Since the in vitro culture of Mycobacterium leprae is not successful at present, no vaccine can be used for preventing leprosy.

At present, the most effective prevention measure is to find potential patients and give them combined chemotherapy. 

Therefore, the key of treating leprosy is to identify its early symptoms like skin lesions of leprosy including light stain, erythema, papule or plaque, etc., which can be accompanied by symptoms such as loss of sensation and sweating, dry skin and trichomadesis. 

Leper's hands /VCG Photo

Leper's hands /VCG Photo

Check out the symptoms as below:

1. The face is puffy, red and bright, which is like that of a drunken person. Leprosy can easily be misdiagnosed as allergic dermatitis, eczema and seborrheic dermatitis.

2. Dry erythema, nodules or plaque can be observed on the trunk and extremities. It can easily be misdiagnosed as tinea or erythema annulare centrifugum.

3. Congestion, swelling or erosion of nasal mucosa can be observed. With the progression of a disease, skin lesions are wider, and the infiltration is much more obvious.
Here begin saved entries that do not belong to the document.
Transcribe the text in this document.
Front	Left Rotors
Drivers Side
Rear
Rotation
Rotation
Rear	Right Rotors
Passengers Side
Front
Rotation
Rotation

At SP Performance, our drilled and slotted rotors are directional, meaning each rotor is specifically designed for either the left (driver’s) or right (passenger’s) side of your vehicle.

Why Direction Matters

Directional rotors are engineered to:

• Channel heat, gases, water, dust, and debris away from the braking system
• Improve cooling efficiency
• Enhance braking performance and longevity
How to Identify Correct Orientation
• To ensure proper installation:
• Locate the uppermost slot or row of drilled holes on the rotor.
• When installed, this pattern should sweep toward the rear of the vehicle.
A few skin lesions can form the nodule. It can be easily misdiagnosed as the nasal sinuitis or the rosacea.

4. Sparse eyebrow, loss of eyebrow and ant trace on the face. It can be easily misdiagnosed as alopecia areata or alopecia.

5. The skin's loss of sensation and sweating. It can be easily misdiagnosed as peripheral neuritis.

6. The skin ulcer is mostly secondary to vascular dysfunction, poor local circulation, and local nerve damage. The ulcer caused by various physical injuries due to the skin's loss of sensation is called the secondary ulcer of leprosy.

A leper in Fujian Province /VCG Photo

A leper in Fujian Province /VCG Photo

At present, it is generally accepted that leprosy is transmitted by air through droplets from the nose and mouth, or during long-term contacts with untreated cases. But the exact transmission mode remains unclear. 

According to WHO, the incubation period of leprosy is five years in general and sometimes can last 20 years. When there were few trained doctors and very little medicine, isolation was the only way to interrupt transmission. Therefore, there were many "leprosy villages" at that time. 

With the recognition of this disease and the development of drugs, leprosy is curable by combined chemotherapy. 

When Mycobacterium leprae of the leper is killed, the person should no longer be deemed as the leper.

Although leprosy has the genetic susceptibility, current studies believe that leprosy is not a genetic disease or a congenital one. After having been infected by Mycobacterium leprae, only a few people have leprosy.